Atentos ao cumprimento da Lei
Em concomitância a esta lembrança, solicitamos aos membros do Centro Brasileiro de Pesquisas de Discos Voadores (CBPDV) e a todos os ufólogos ligados à Revista UFO que cobrassem providências da Casa Civil, por meio eletrônico. A resposta não tardou a sair. Num telefonema de 24 de setembro, o servidor da SAJ disse que estava recebendo “toneladas de e-mails”, todos eles “cobertos de razão, pois a demora nas ações do Ministério da Defesa já extrapolou todos os limites de tolerância”, em suas palavras. Afirmou também que, se o Ministério não tomasse a cobrada posição, “acionaria instâncias superiores do Palácio do Planalto”. Obviamente, caso não venham estas providências, a cobrança da Subchefia de Assuntos Jurídicos da Casa Civil (SAJ) deverá ser elevada à alçada da ministra Dilma Rousseff, presidente da CAAIS, a quem cabe uma atitude quanto ao assunto.
Depois de mais este entrave enfrentado pela Comissão Brasileira de Ufólogos (CBU), resta-nos torcer para que o general De Gaulle não continue com sua incômoda frase ecoando em nossas mentes. Todos têm acompanhado um novo escândalo em Brasília, agora envolvendo outra instituição onde o Dossiê UFO Brasil tramita, antes do “parto” comandado pela SAJ. O alvo da vez é o Gabinete de Segurança Institucional (GSI) e a nova celeuma federal envolvendo o Senado, a Polícia Federal, o Ministério da Defesa, a Agência Brasileira de Informações (ABIN), órgão do GSI, em torno dos autores de grampos ilegais de conversas entre o senador Demóstenes Torres e o presidente do Supremo Tribunal Federal (STF), ministro Gilmar Mendes. Ou seja, com a ABIN atolada até o pescoço, não é de se duvidar que o general Jorge Armando Félix, chefe do GSI, demore ainda mais para disponibilizar seus arquivos.

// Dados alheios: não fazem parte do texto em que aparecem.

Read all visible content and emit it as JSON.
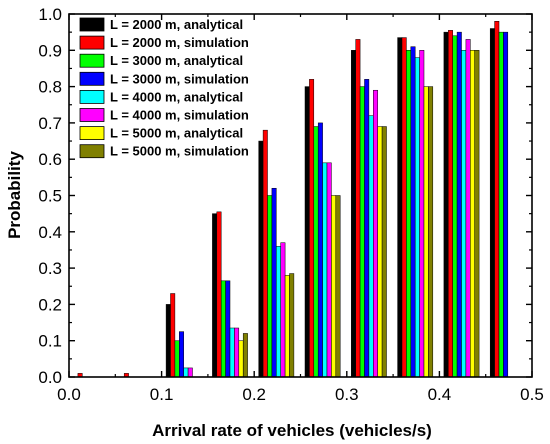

Neste quadro, outra situação fictícia e hilária, para não dizer trágica, começa a incomodar a Ufologia Brasileira: a de que, na expectativa que estamos de um iminente contato com extraterrestres, vamos supor que ele ocorra antes do Governo Brasileiro abrir todos os seus arquivos. Imaginemos neste dia o general De Gaulle aparecendo de carona num disco voador, rindo e dizendo: “Eu não disse que este país não era sério?” Eu diria: “É isso aí, general. Rir é o melhor remédio por aqui”.